History
During his transatlantic radio communication experiments in December 1902 Marconi found the coherer to be too unreliable/insensitive for detecting the very weak signals inherent in long distance transmissions. It was this need that drove him to develop the "Maggie" or magnetic detector.
The earliest development models and earliest patent of the magnetic detector had a rotating magnet above a stationary segment of iron band with coils on it. It was based on the theory of operation proposed by Rutherford in 1896 (Phil. Trans. Roy. Soc. London A V. 189, pp. 1—24 ). Further developments by Marconi, et al. resulted in a more effective configuration with the moving iron band driven by a clockwork motor and stationary coils.
Sir John Ambrose Fleming writes in The principles of electric wave telegraphy and telephony:
- It was well known long before the middle of the last century that the discharge of a Leyden jar had a magnetizing power. Sir Humphry Davy magnetized sewing-needles with Leyden jar discharges in 1821. Joseph Henry, in the United States, between 1842 and 1850, explored many of the puzzling facts connected with this subject, and only obtained a clue to the anomalies when he realized that the discharge of a condenser through a low resistance circuit is oscillatory in nature. Amongst other things, Henry noticed the power of condenser discharges to induce secondary currents which could magnetize steel needles even when a great distance separated the primary and secondary circuits. He employed this magnetization to test the direction of the secondary currents, and he was followed in the same field of research by Abria, Marianini, Riess, and Matteucci.

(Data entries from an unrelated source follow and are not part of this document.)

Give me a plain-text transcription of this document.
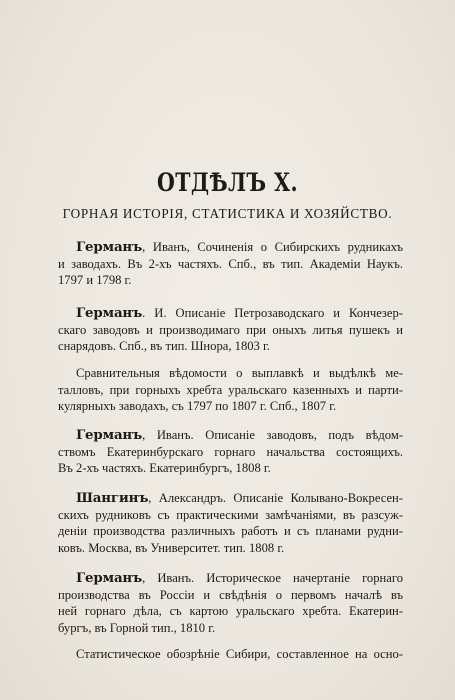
ОТДѢЛЪ X.
ГОРНАЯ ИСТОРІЯ, СТАТИСТИКА И ХОЗЯЙСТВО.
Германъ, Иванъ, Сочиненія о Сибирскихъ рудникахъ
и заводахъ. Въ 2-хъ частяхъ. Спб., въ тип. Академіи Наукъ.
1797 и 1798 г.
Германъ. И. Описаніе Петрозаводскаго и Кончезер-
скаго заводовъ и производимаго при оныхъ литья пушекъ и
снарядовъ. Спб., въ тип. Шнора, 1803 г.
Сравнительныя вѣдомости о выплавкѣ и выдѣлкѣ ме-
талловъ, при горныхъ хребта уральскаго казенныхъ и парти-
кулярныхъ заводахъ, съ 1797 по 1807 г. Спб., 1807 г.
Германъ, Иванъ. Описаніе заводовъ, подъ вѣдом-
ствомъ Екатеринбурскаго горнаго начальства состоящихъ.
Въ 2-хъ частяхъ. Екатеринбургъ, 1808 г.
Шангинъ, Александръ. Описаніе Колывано-Вокресен-
скихъ рудниковъ съ практическими замѣчаніями, въ разсуж-
деніи производства различныхъ работъ и съ планами рудни-
ковъ. Москва, въ Университет. тип. 1808 г.
Германъ, Иванъ. Историческое начертаніе горнаго
производства въ Россіи и свѣдѣнія о первомъ началѣ въ
ней горнаго дѣла, съ картою уральскаго хребта. Екатерин-
бургъ, въ Горной тип., 1810 г.
Статистическое обозрѣніе Сибири, составленное на осно-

- In 1870 Lord Rayleigh, in discussing some electromagnetic phenomena, pointed out that the resultant magnetic effect of an oscillatory discharge depends upon the direction of the maximum value of the current during the oscillation, and also that there may be superimposed magnetic effects in the same needle.
- In 1895 the subject was again taken up by Professor E. Rutherford, and in a very able paper, published in 1896, he described experiments he had made on the subject.